We’re called to that life now.

Maybe you disagree with this. Perhaps you think I’m abandoning conservatism, supporting liberal ideas, or whatever. The truth is, I just think what we do matters. Politics. The environment. Education. Feeding the hungry. Helping the poor. We act like these things are divorced from Christian life because they’re tied to government or liberal organizations or whoever else we don’t like. And the excuse for much of that separation is because preachers tell their flock that what matters most is going to heaven. But true religion isn’t spending eternity in heaven with the angels. Its something we do here. Now. This very moment.

So I ask, what has your salvation done? Has the Grace of God in your life helped this world?

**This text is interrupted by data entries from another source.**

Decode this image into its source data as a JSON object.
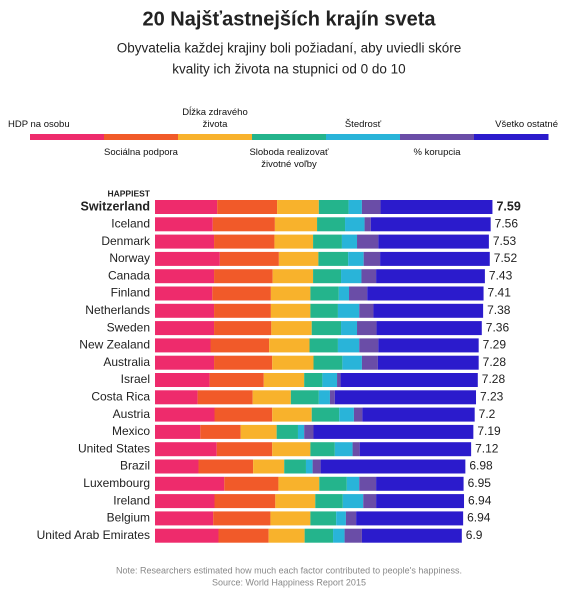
{
  "chart_data": {
    "type": "bar",
    "orientation": "horizontal",
    "stacked": true,
    "title": "20 Najšťastnejších krajín sveta",
    "subtitle": [
      "Obyvatelia každej krajiny boli požiadaní, aby uviedli skóre",
      "kvality ich života na stupnici od 0 do 10"
    ],
    "annotation": "HAPPIEST",
    "note": "Note: Researchers estimated how much each factor contributed to people's happiness.",
    "source": "Source: World Happiness Report 2015",
    "categories": [
      "Switzerland",
      "Iceland",
      "Denmark",
      "Norway",
      "Canada",
      "Finland",
      "Netherlands",
      "Sweden",
      "New Zealand",
      "Australia",
      "Israel",
      "Costa Rica",
      "Austria",
      "Mexico",
      "United States",
      "Brazil",
      "Luxembourg",
      "Ireland",
      "Belgium",
      "United Arab Emirates"
    ],
    "totals": [
      7.59,
      7.56,
      7.53,
      7.52,
      7.43,
      7.41,
      7.38,
      7.36,
      7.29,
      7.28,
      7.28,
      7.23,
      7.2,
      7.19,
      7.12,
      6.98,
      6.95,
      6.94,
      6.94,
      6.9
    ],
    "series": [
      {
        "name": "HDP na osobu",
        "color": "#ee2b6c",
        "values": [
          1.4,
          1.3,
          1.33,
          1.46,
          1.33,
          1.29,
          1.33,
          1.33,
          1.25,
          1.33,
          1.23,
          0.96,
          1.34,
          1.02,
          1.39,
          0.98,
          1.56,
          1.34,
          1.31,
          1.43
        ]
      },
      {
        "name": "Sociálna podpora",
        "color": "#f15a29",
        "values": [
          1.35,
          1.4,
          1.36,
          1.33,
          1.32,
          1.32,
          1.28,
          1.29,
          1.32,
          1.31,
          1.22,
          1.24,
          1.3,
          0.91,
          1.25,
          1.23,
          1.22,
          1.37,
          1.29,
          1.13
        ]
      },
      {
        "name": "Dĺžka zdravého života",
        "color": "#f8b22c",
        "values": [
          0.94,
          0.95,
          0.87,
          0.89,
          0.91,
          0.89,
          0.89,
          0.91,
          0.91,
          0.93,
          0.91,
          0.86,
          0.89,
          0.81,
          0.86,
          0.7,
          0.92,
          0.9,
          0.9,
          0.81
        ]
      },
      {
        "name": "Sloboda realizovať životné voľby",
        "color": "#24b48c",
        "values": [
          0.67,
          0.63,
          0.65,
          0.67,
          0.63,
          0.64,
          0.62,
          0.66,
          0.64,
          0.65,
          0.41,
          0.63,
          0.62,
          0.48,
          0.55,
          0.49,
          0.62,
          0.62,
          0.58,
          0.64
        ]
      },
      {
        "name": "Štedrosť",
        "color": "#29b4d9",
        "values": [
          0.3,
          0.44,
          0.34,
          0.35,
          0.46,
          0.23,
          0.48,
          0.36,
          0.48,
          0.44,
          0.33,
          0.25,
          0.33,
          0.14,
          0.4,
          0.15,
          0.28,
          0.46,
          0.22,
          0.26
        ]
      },
      {
        "name": "% korupcia",
        "color": "#6a4da7",
        "values": [
          0.42,
          0.14,
          0.48,
          0.37,
          0.33,
          0.41,
          0.32,
          0.44,
          0.43,
          0.36,
          0.08,
          0.11,
          0.19,
          0.21,
          0.16,
          0.18,
          0.38,
          0.29,
          0.23,
          0.39
        ]
      },
      {
        "name": "Všetko ostatné",
        "color": "#2b1bcc",
        "values": [
          2.52,
          2.7,
          2.49,
          2.47,
          2.45,
          2.62,
          2.47,
          2.37,
          2.26,
          2.27,
          3.09,
          3.18,
          2.53,
          3.6,
          2.51,
          3.26,
          1.97,
          1.98,
          2.41,
          2.25
        ]
      }
    ]
  }
}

Or has it simply given you a ticket to the afterlife?

Loss of freedom?

I’ve spent the last couple of years thinking about prison. I have a cousin who is serving his second stint, and it often breaks my heart. While I don’t mean to exonerate him, I still can’t help but feel as though something is wrong with the way he’s been treated.

I do think those who break the law should be given a consequence, I just also happen to think that the consequence should be relevant. Putting someone in prison is almost never related to the actual crime. But what else is there to do?

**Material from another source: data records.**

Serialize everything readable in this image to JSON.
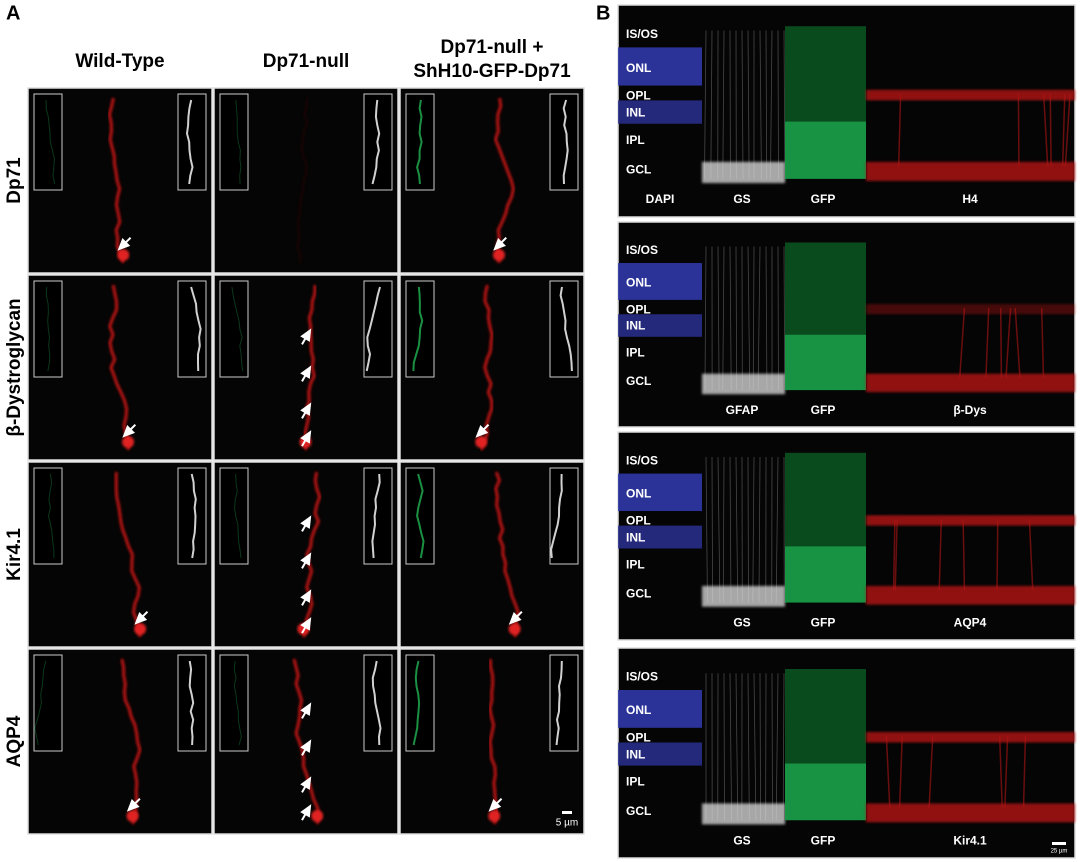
{
  "panel_a": {
    "label": "A",
    "column_headers": [
      [
        "Wild-Type"
      ],
      [
        "Dp71-null"
      ],
      [
        "Dp71-null +",
        "ShH10-GFP-Dp71"
      ]
    ],
    "row_labels": [
      "Dp71",
      "β-Dystroglycan",
      "Kir4.1",
      "AQP4"
    ],
    "scale_bar": "5 µm"
  },
  "panel_b": {
    "label": "B",
    "layers": [
      "IS/OS",
      "ONL",
      "OPL",
      "INL",
      "IPL",
      "GCL"
    ],
    "panels": [
      {
        "channels": [
          "DAPI",
          "GS",
          "GFP",
          "H4"
        ]
      },
      {
        "channels": [
          "GFAP",
          "GFP",
          "β-Dys"
        ]
      },
      {
        "channels": [
          "GS",
          "GFP",
          "AQP4"
        ]
      },
      {
        "channels": [
          "GS",
          "GFP",
          "Kir4.1"
        ]
      }
    ],
    "scale_bar": "25 µm"
  }
}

Dietrich Bonheoffer, who spent the last years of his life in prison, wrote out some ideas he had during World War II to create a better justice system:

I think a lengthy confinement is demoralizing in every way for most people. I’ve been thinking out an alternative penal system on the principle of making the punishment fit the crime; e.g., for absence without leave, the cancelling of leave; for unauthorized wearing of medals, longer service at the front; for robbing other soldiers, the temporary labelling of a man as a thief; for dealing in the black market, a reduction of rations; and so on.

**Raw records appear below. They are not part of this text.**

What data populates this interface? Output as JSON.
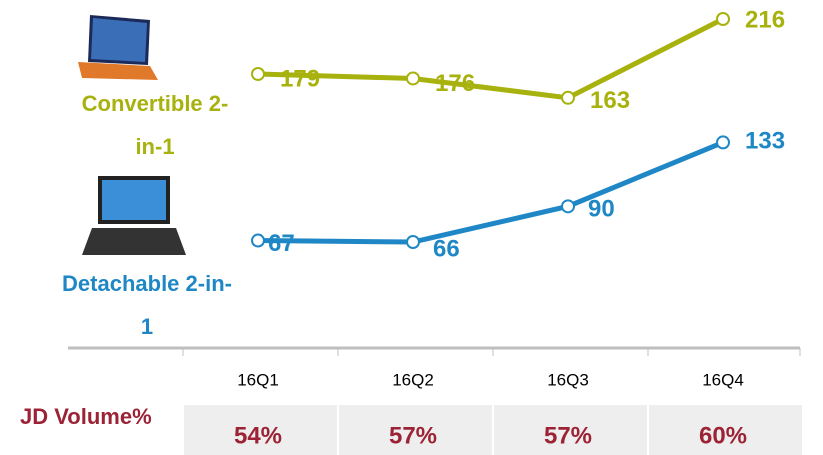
{
  "chart_data": {
    "type": "line",
    "categories": [
      "16Q1",
      "16Q2",
      "16Q3",
      "16Q4"
    ],
    "series": [
      {
        "name": "Convertible 2-in-1",
        "color": "#a8b20f",
        "values": [
          179,
          176,
          163,
          216
        ]
      },
      {
        "name": "Detachable 2-in-1",
        "color": "#1f87c6",
        "values": [
          67,
          66,
          90,
          133
        ]
      }
    ],
    "table_row": {
      "label": "JD Volume%",
      "color": "#9b2335",
      "values": [
        54,
        57,
        57,
        60
      ],
      "value_labels": [
        "54%",
        "57%",
        "57%",
        "60%"
      ]
    }
  }
}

Bonheoffer’s ideas obviously pertain to wartime. So the question becomes, how do we make this work today? I don’t really know. Some crimes are indeed heinous, some kinds of evil to much to simply “repay.” And what of the death penalty? An eye for an eye? No, I could never endorse that. When I was younger, my self-righteousness couldn’t see why a person shouldn’t be deprived of their life if they had taken the life of someone else. I was having an arrogant rant one night when my pastor at the time said, “everyone deserves God’s grace.” I hadn’t ever thought about it quite like that. Tommy went on to talk about how killing someone is taking away any chance they may have at discovering God’s redemptive power. The idea took some time to sink in, but it is a lesson I have never forgotten.

That of course, only complicates the concept of eliminating prison. How can you make a punishment relevant to murder? I don’t know. Public servitude to the victim’s family? I don’t know if that would work. Going Germanic and instating a wergild, or man price? I don’t think money will really soothe someone’s wounds of loss. And let’s face it, some people have enough money to really take advantage of a system like that.

Ultimately, I don’t know of an adequate alternative.  but I know the system we have now is not sufficient. Bonheoffer goes on to ask,

Why does the Old Testament law never punish anyone by depriving him of his freedom?

I think its a question worth looking at. I’m not saying we should adopt the Old Testament law. Surely though, a system designed to reflect God’s desire for justice has some truth to teach us? And if God didn’t see fit to deprive an individual of their freedom, why should we? Because its the best we can come up with? I just don’t think that’s acceptable.